General > General Technical Chat
Best Wire Strippers for small AWG Electronic Repair in 2022?
bflores:
What is the purpose of all these round holes?
deadlylover:
Tongue in cheek answer to the thread title: (you know it's the best when they have a blurry video with techno music, yeah this thing is like $1000)
More seriously I use the Knipex 12 12 02, I don't like the automatic strippers that clamp down on the wire. I think it's too expensive at full price but you can sometimes find them much cheaper on eBay from like a surplus store or second hand. It's a rebranded(?) Rennsteig so you can potentially score a deal.
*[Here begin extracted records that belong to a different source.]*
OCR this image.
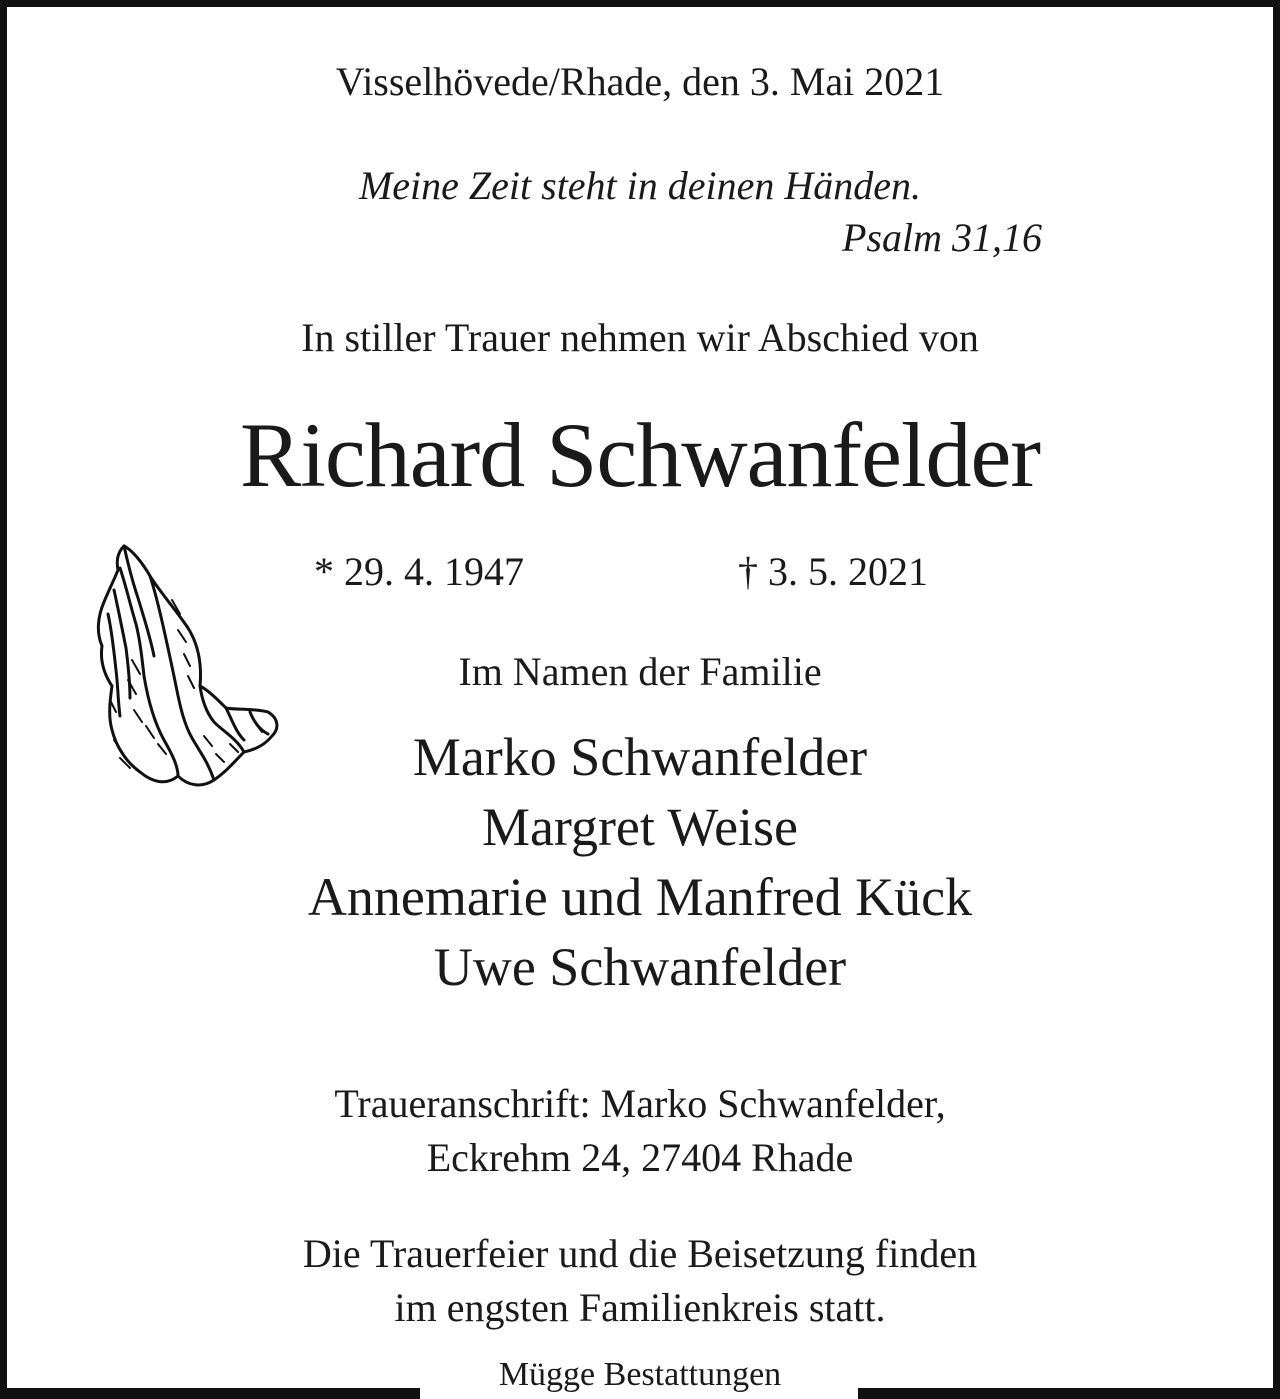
Visselhövede/Rhade, den 3. Mai 2021
Meine Zeit steht in deinen Händen.
Psalm 31,16
In stiller Trauer nehmen wir Abschied von
Richard Schwanfelder
* 29. 4. 1947	† 3. 5. 2021
Im Namen der Familie
Marko Schwanfelder
Margret Weise
Annemarie und Manfred Kück
Uwe Schwanfelder
Traueranschrift: Marko Schwanfelder,
Eckrehm 24, 27404 Rhade
Die Trauerfeier und die Beisetzung finden
im engsten Familienkreis statt.
Mügge Bestattungen
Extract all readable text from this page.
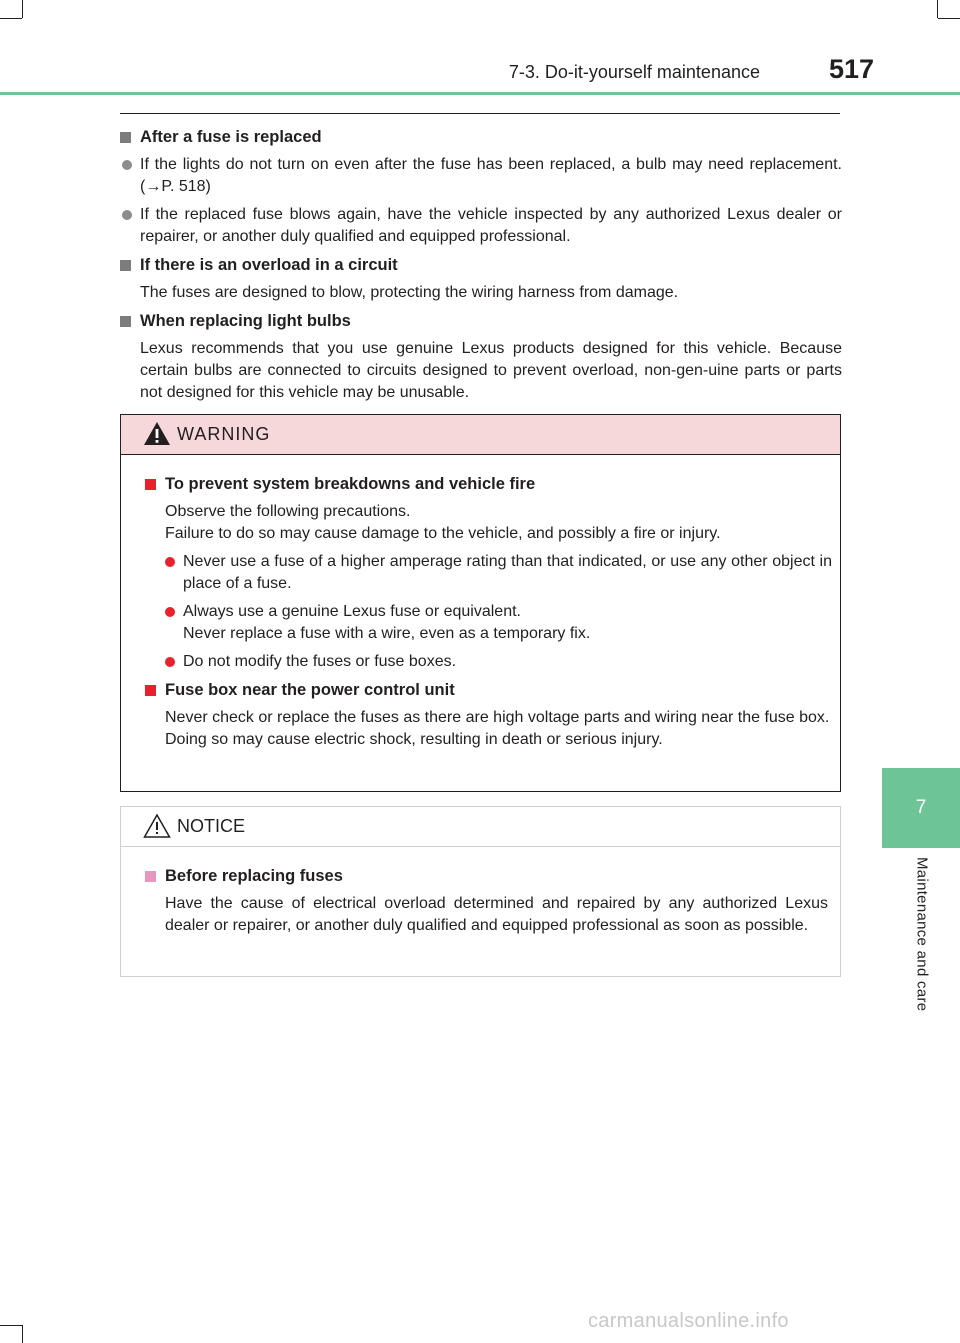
7-3. Do-it-yourself maintenance	517
7
Maintenance and care
After a fuse is replaced
If the lights do not turn on even after the fuse has been replaced, a bulb may need replacement. (→P. 518)
If the replaced fuse blows again, have the vehicle inspected by any authorized Lexus dealer or repairer, or another duly qualified and equipped professional.
If there is an overload in a circuit
The fuses are designed to blow, protecting the wiring harness from damage.
When replacing light bulbs
Lexus recommends that you use genuine Lexus products designed for this vehicle. Because certain bulbs are connected to circuits designed to prevent overload, non-gen-uine parts or parts not designed for this vehicle may be unusable.
WARNING
To prevent system breakdowns and vehicle fire
Observe the following precautions.
Failure to do so may cause damage to the vehicle, and possibly a fire or injury.
Never use a fuse of a higher amperage rating than that indicated, or use any other object in place of a fuse.
Always use a genuine Lexus fuse or equivalent.
Never replace a fuse with a wire, even as a temporary fix.
Do not modify the fuses or fuse boxes.
Fuse box near the power control unit
Never check or replace the fuses as there are high voltage parts and wiring near the fuse box.
Doing so may cause electric shock, resulting in death or serious injury.
NOTICE
Before replacing fuses
Have the cause of electrical overload determined and repaired by any authorized Lexus dealer or repairer, or another duly qualified and equipped professional as soon as possible.
carmanualsonline.info
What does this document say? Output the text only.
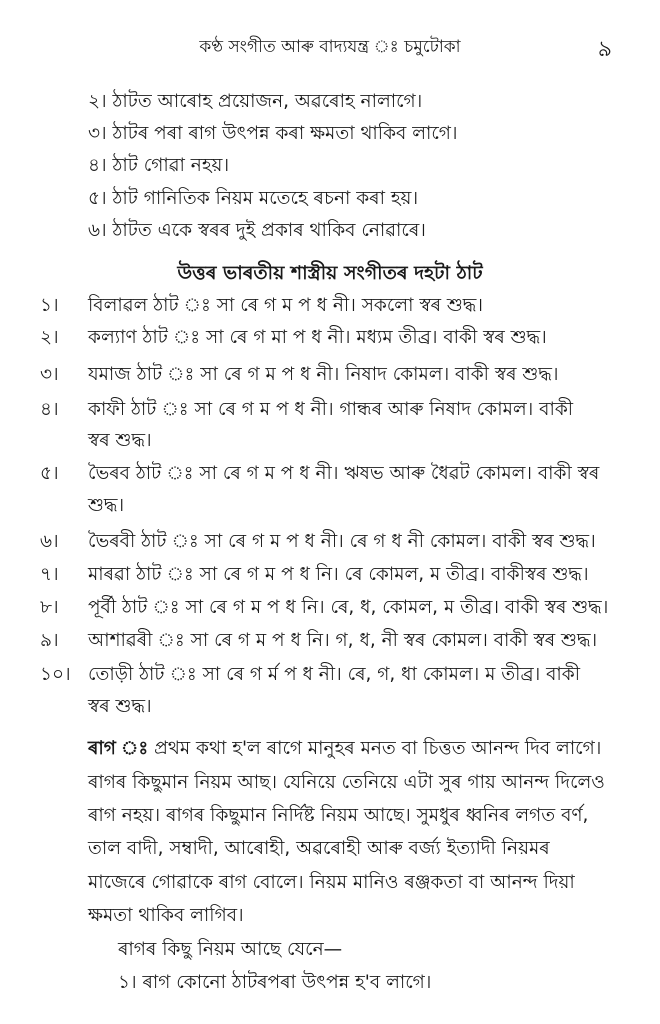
কণ্ঠ সংগীত আৰু বাদ্যযন্ত্ৰ ঃ চমুটোকা	৯
২। ঠাটত আৰোহ প্ৰয়োজন, অৱৰোহ নালাগে।
৩। ঠাটৰ পৰা ৰাগ উৎপন্ন কৰা ক্ষমতা থাকিব লাগে।
৪। ঠাট গোৱা নহয়।
৫। ঠাট গানিতিক নিয়ম মতেহে ৰচনা কৰা হয়।
৬। ঠাটত একে স্বৰৰ দুই প্ৰকাৰ থাকিব নোৱাৰে।
উত্তৰ ভাৰতীয় শাস্ত্ৰীয় সংগীতৰ দহটা ঠাট
১। বিলাৱল ঠাট ঃ সা ৰে গ ম প ধ নী। সকলো স্বৰ শুদ্ধ।
২। কল্যাণ ঠাট ঃ সা ৰে গ মা প ধ নী। মধ্যম তীব্ৰ। বাকী স্বৰ শুদ্ধ।
৩। যমাজ ঠাট ঃ সা ৰে গ ম প ধ নী। নিষাদ কোমল। বাকী স্বৰ শুদ্ধ।
৪। কাফী ঠাট ঃ সা ৰে গ ম প ধ নী। গান্ধৰ আৰু নিষাদ কোমল। বাকী
স্বৰ শুদ্ধ।
৫। ভৈৰব ঠাট ঃ সা ৰে গ ম প ধ নী। ঋষভ আৰু ধৈৱট কোমল। বাকী স্বৰ
শুদ্ধ।
৬। ভৈৰবী ঠাট ঃ সা ৰে গ ম প ধ নী। ৰে গ ধ নী কোমল। বাকী স্বৰ শুদ্ধ।
৭। মাৰৱা ঠাট ঃ সা ৰে গ ম প ধ নি। ৰে কোমল, ম তীব্ৰ। বাকীস্বৰ শুদ্ধ।
৮। পূৰ্বী ঠাট ঃ সা ৰে গ ম প ধ নি। ৰে, ধ, কোমল, ম তীব্ৰ। বাকী স্বৰ শুদ্ধ।
৯। আশাৱৰী ঃ সা ৰে গ ম প ধ নি। গ, ধ, নী স্বৰ কোমল। বাকী স্বৰ শুদ্ধ।
১০। তোড়ী ঠাট ঃ সা ৰে গ ৰ্ম প ধ নী। ৰে, গ, ধা কোমল। ম তীব্ৰ। বাকী
স্বৰ শুদ্ধ।
ৰাগ ঃ প্ৰথম কথা হ'ল ৰাগে মানুহৰ মনত বা চিত্তত আনন্দ দিব লাগে।
ৰাগৰ কিছুমান নিয়ম আছ। যেনিয়ে তেনিয়ে এটা সুৰ গায় আনন্দ দিলেও
ৰাগ নহয়। ৰাগৰ কিছুমান নিৰ্দিষ্ট নিয়ম আছে। সুমধুৰ ধ্বনিৰ লগত বৰ্ণ,
তাল বাদী, সম্বাদী, আৰোহী, অৱৰোহী আৰু বৰ্জ্য ইত্যাদী নিয়মৰ
মাজেৰে গোৱাকে ৰাগ বোলে। নিয়ম মানিও ৰঞ্জকতা বা আনন্দ দিয়া
ক্ষমতা থাকিব লাগিব।
ৰাগৰ কিছু নিয়ম আছে যেনে—
১। ৰাগ কোনো ঠাটৰপৰা উৎপন্ন হ'ব লাগে।
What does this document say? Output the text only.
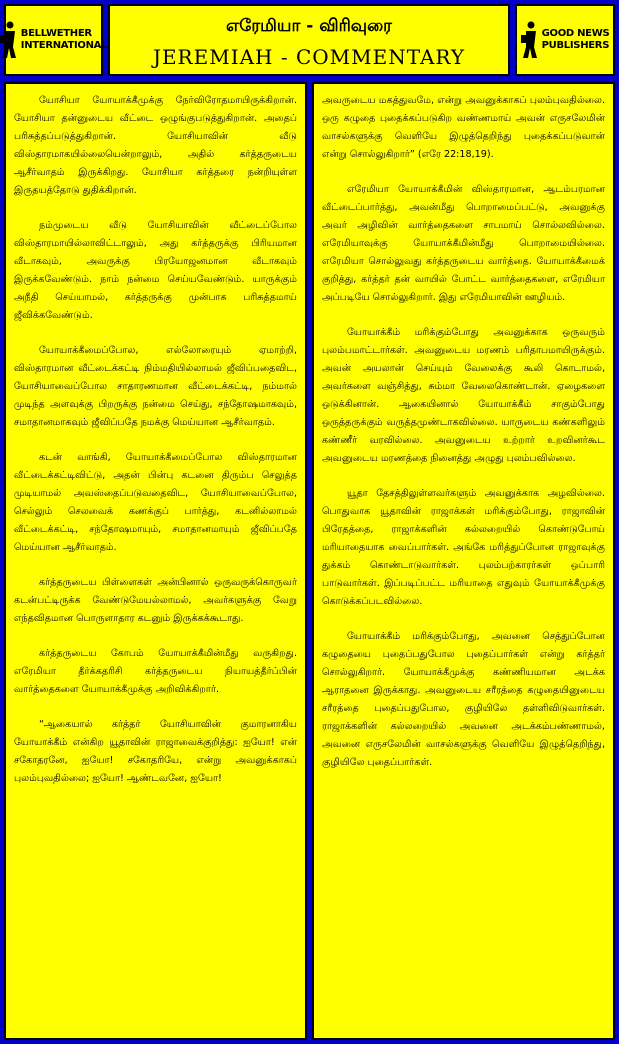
BELLWETHER
INTERNATIONAL
எரேமியா - விரிவுரை
JEREMIAH - COMMENTARY
GOOD NEWS
PUBLISHERS

யோசியா யோயாக்கீமுக்கு நேர்விரோதமாயிருக்கிறான். யோசியா தன்னுடைய வீட்டை ஒழுங்குபடுத்துகிறான். அதைப் பரிசுத்தப்படுத்துகிறான். யோசியாவின் வீடு விஸ்தாரமாகயில்லையென்றாலும், அதில் கர்த்தருடைய ஆசீர்வாதம் இருக்கிறது. யோசியா கர்த்தரை நன்றியுள்ள இருதயத்தோடு துதிக்கிறான்.

நம்முடைய வீடு யோசியாவின் வீட்டைப்போல விஸ்தாரமாயில்லாவிட்டாலும், அது கர்த்தருக்கு பிரியமான வீடாகவும், அவருக்கு பிரயோஜனமான வீடாகவும் இருக்கவேண்டும். நாம் நன்மை செய்யவேண்டும். யாருக்கும் அநீதி செய்யாமல், கர்த்தருக்கு முன்பாக பரிசுத்தமாய் ஜீவிக்கவேண்டும்.

யோயாக்கீமைப்போல, எல்லோரையும் ஏமாற்றி, விஸ்தாரமான வீட்டைக்கட்டி நிம்மதியில்லாமல் ஜீவிப்பதைவிட, யோசியாவைப்போல சாதாரணமான வீட்டைக்கட்டி, நம்மால் முடிந்த அளவுக்கு பிறருக்கு நன்மை செய்து, சந்தோஷமாகவும், சமாதானமாகவும் ஜீவிப்பதே நமக்கு மெய்யான ஆசீர்வாதம்.

கடன் வாங்கி, யோயாக்கீமைப்போல விஸ்தாரமான வீட்டைக்கட்டிவிட்டு, அதன் பின்பு கடனை திரும்ப செலுத்த முடியாமல் அவஸ்தைப்படுவதைவிட, யோசியாவைப்போல, செல்லும் செலவைக் கணக்குப் பார்த்து, கடனில்லாமல் வீட்டைக்கட்டி, சந்தோஷமாயும், சமாதானமாயும் ஜீவிப்பதே மெய்யான ஆசீர்வாதம்.

கர்த்தருடைய பிள்ளைகள் அன்பினால் ஒருவருக்கொருவர் கடன்பட்டிருக்க வேண்டுமேயல்லாமல், அவர்களுக்கு வேறு எந்தவிதமான பொருளாதார கடனும் இருக்கக்கூடாது.

கர்த்தருடைய கோபம் யோயாக்கீமின்மீது வருகிறது. எரேமியா தீர்க்கதரிசி கர்த்தருடைய நியாயத்தீர்ப்பின் வார்த்தைகளை யோயாக்கீமுக்கு அறிவிக்கிறார்.

“ஆகையால் கர்த்தர் யோசியாவின் குமாரனாகிய யோயாக்கீம் என்கிற யூதாவின் ராஜாவைக்குறித்து: ஐயோ! என் சகோதரனே, ஐயோ! சகோதரியே, என்று அவனுக்காகப் புலம்புவதில்லை; ஐயோ! ஆண்டவனே, ஐயோ!

அவருடைய மகத்துவமே, என்று அவனுக்காகப் புலம்புவதில்லை. ஒரு கழுதை புதைக்கப்படுகிற வண்ணமாய் அவன் எருசலேமின் வாசல்களுக்கு வெளியே இழுத்தெறிந்து புதைக்கப்படுவான் என்று சொல்லுகிறார்” (எரே 22:18,19).

எரேமியா யோயாக்கீமின் விஸ்தாரமான, ஆடம்பரமான வீட்டைப்பார்த்து, அவன்மீது பொறாமைப்பட்டு, அவனுக்கு அவர் அழிவின் வார்த்தைகளை சாபமாய் சொல்லவில்லை. எரேமியாவுக்கு யோயாக்கீமின்மீது பொறாமையில்லை. எரேமியா சொல்லுவது கர்த்தருடைய வார்த்தை. யோயாக்கீமைக் குறித்து, கர்த்தர் தன் வாயில் போட்ட வார்த்தைகளை, எரேமியா அப்படியே சொல்லுகிறார். இது எரேமியாவின் ஊழியம்.

யோயாக்கீம் மரிக்கும்போது அவனுக்காக ஒருவரும் புலம்பமாட்டார்கள். அவனுடைய மரணம் பரிதாபமாயிருக்கும். அவன் அயலான் செய்யும் வேலைக்கு கூலி கொடாமல், அவர்களை வஞ்சித்து, சும்மா வேலைகொண்டான். ஏழைகளை ஒடுக்கினான். ஆகையினால் யோயாக்கீம் சாகும்போது ஒருத்தருக்கும் வருத்தமுண்டாகவில்லை. யாருடைய கண்களிலும் கண்ணீர் வரவில்லை. அவனுடைய உற்றார் உறவினர்கூட அவனுடைய மரணத்தை நினைத்து அழுது புலம்பவில்லை.

யூதா தேசத்திலுள்ளவர்களும் அவனுக்காக அழவில்லை. பொதுவாக யூதாவின் ராஜாக்கள் மரிக்கும்போது, ராஜாவின் பிரேதத்தை, ராஜாக்களின் கல்லறையில் கொண்டுபோய் மரியாதையாக வைப்பார்கள். அங்கே மரித்துப்போன ராஜாவுக்கு துக்கம் கொண்டாடுவார்கள். புலம்பற்காரர்கள் ஒப்பாரி பாடுவார்கள். இப்படிப்பட்ட மரியாதை எதுவும் யோயாக்கீமுக்கு கொடுக்கப்படவில்லை.

யோயாக்கீம் மரிக்கும்போது, அவனை செத்துப்போன கழுதையை புதைப்பதுபோல புதைப்பார்கள் என்று கர்த்தர் சொல்லுகிறார். யோயாக்கீமுக்கு கண்ணியமான அடக்க ஆராதனை இருக்காது. அவனுடைய சரீரத்தை கழுதையினுடைய சரீரத்தை புதைப்பதுபோல, குழியிலே தள்ளிவிடுவார்கள். ராஜாக்களின் கல்லறையில் அவனை அடக்கம்பண்ணாமல், அவனை எருசலேமின் வாசல்களுக்கு வெளியே இழுத்தெறிந்து, குழியிலே புதைப்பார்கள்.
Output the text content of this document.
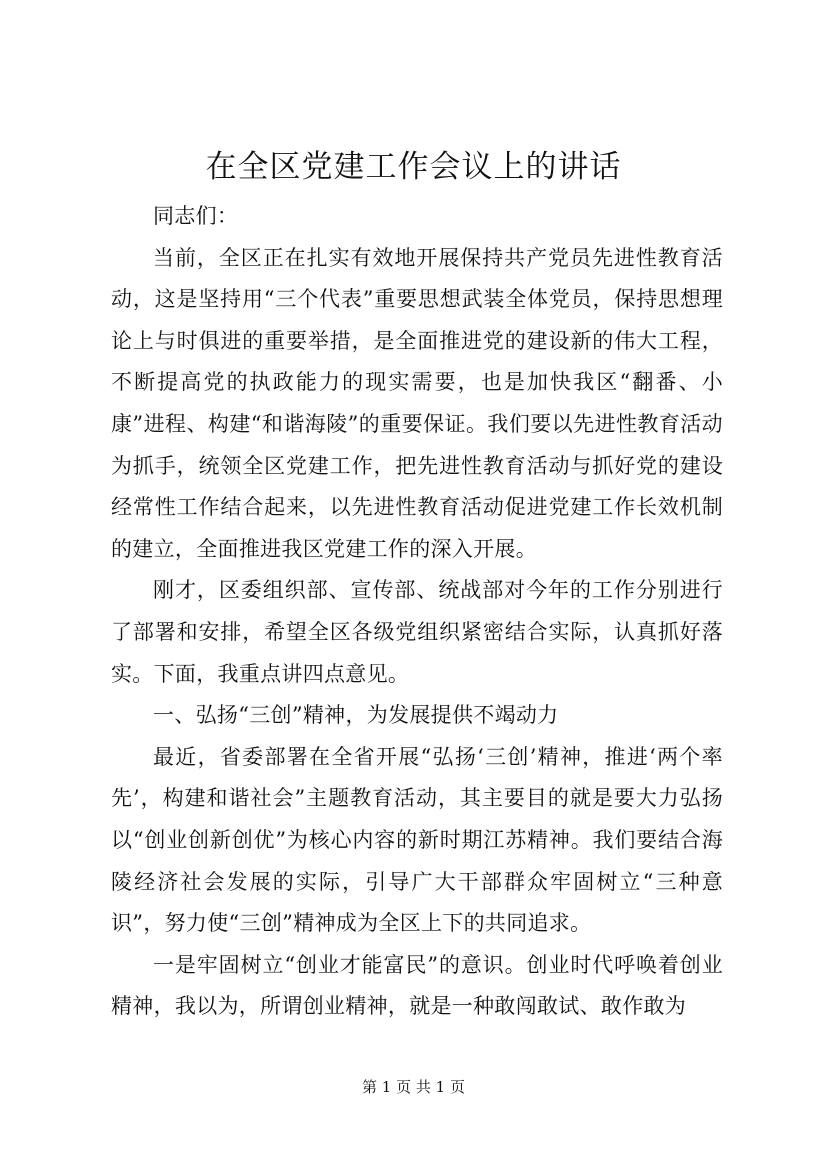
在全区党建工作会议上的讲话

同志们：

当前，全区正在扎实有效地开展保持共产党员先进性教育活动，这是坚持用“三个代表”重要思想武装全体党员，保持思想理论上与时俱进的重要举措，是全面推进党的建设新的伟大工程，不断提高党的执政能力的现实需要，也是加快我区“翻番、小康”进程、构建“和谐海陵”的重要保证。我们要以先进性教育活动为抓手，统领全区党建工作，把先进性教育活动与抓好党的建设经常性工作结合起来，以先进性教育活动促进党建工作长效机制的建立，全面推进我区党建工作的深入开展。

刚才，区委组织部、宣传部、统战部对今年的工作分别进行了部署和安排，希望全区各级党组织紧密结合实际，认真抓好落实。下面，我重点讲四点意见。

一、弘扬“三创”精神，为发展提供不竭动力

最近，省委部署在全省开展“弘扬‘三创’精神，推进‘两个率先’，构建和谐社会”主题教育活动，其主要目的就是要大力弘扬以“创业创新创优”为核心内容的新时期江苏精神。我们要结合海陵经济社会发展的实际，引导广大干部群众牢固树立“三种意识”，努力使“三创”精神成为全区上下的共同追求。

一是牢固树立“创业才能富民”的意识。创业时代呼唤着创业精神，我以为，所谓创业精神，就是一种敢闯敢试、敢作敢为

第 1 页 共 1 页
Not sure about the top hole, maybe to gently bend the end of wire or something? Or it could be a really bad crimper? edit: or perhaps just a manufacturing thing
The bottom holes are for a length stop attachment like this.
tooki:
--- Quote from: deadlylover on July 21, 2022, 02:55:20 pm ---Tongue in cheek answer to the thread title: (you know it's the best when they have a blurry video with techno music, yeah this thing is like $1000)
--- End quote ---
Hey, at least it’s a Swiss manufacturer (Nitronic) using techno music by a Swiss-born artist (“Children” by Robert Miles). :P
In all fairness, those things really aren’t intended so much for ordinary wire as for small coax and wires with difficult insulation. At the workplace I start in August (where I did an internship last year) they have the robotic version of that, for working on tiny coax (like 2mm diameter Teflon-insulated micro coax).
tooki:
--- Quote from: deadlylover on July 21, 2022, 02:55:20 pm ---More seriously I use the Knipex 12 12 02, I don't like the automatic strippers that clamp down on the wire. I think it's too expensive at full price but you can sometimes find them much cheaper on eBay from like a surplus store or second hand.
--- End quote ---
Can you tell me more about it? I was considering getting one of those, until I realized it doesn’t have a die for the wire size I use the most (0.25mm2)! |O To cover the small wires I use most often, I’d have to buy the 12 12 02 and 12 12 06, with each one also covering numerous larger sizes I don’t care about. :(
--- Quote from: deadlylover on July 21, 2022, 02:55:20 pm ---It's a rebranded(?) Rennsteig so you can potentially score a deal.
--- End quote ---
They are one and the same. As best I can tell, Knipex (the pliers company) bought Rennsteig (the wire handling tool company) 30+ years ago, initially as an independent subsidiary, but more integrated over the years.
deadlylover:
--- Quote from: tooki on July 21, 2022, 03:48:27 pm ---To cover the small wires I use most often, I’d have to buy the 12 12 02 and 12 12 06, with each one also covering numerous larger sizes I don’t care about. :(
--- End quote ---
The actual stripping quality is A+, but the usability is more like a B rating.
Even though it has the "wire guides" you do have to take a bit of care to make sure the wire is mostly positioned in the cutting die. This is okay for bench use but sometimes in the field it can be annoying (like inside a car trying to repair wire and you have limited space to work with).
You also have to squeeze completely so the jaws open up and you can move the wire away. Sometimes when I'm tired I don't "cycle" the tool fully and the wire stays there and gets crushed by the tool closing back in, it basically destroys the wire so I have to cut and strip again (it has a very sudden "snap" back so it's too late to react in time hahaha).
Also the plastic length stop piece will disappear into the Shadow Realm, I lost mine a few months in. For anything critical I just trim down the exposed wire with a shear-type cable cutter (Knipex 95 11 165).
It's good for some extremely slippery PTFE wire that a cheaper Jokari style tool will just slip on (I think the better auto strippers might be okay, but I still don't like having the wire crushed because I often use crimp terminals that do the insulation crimp as well).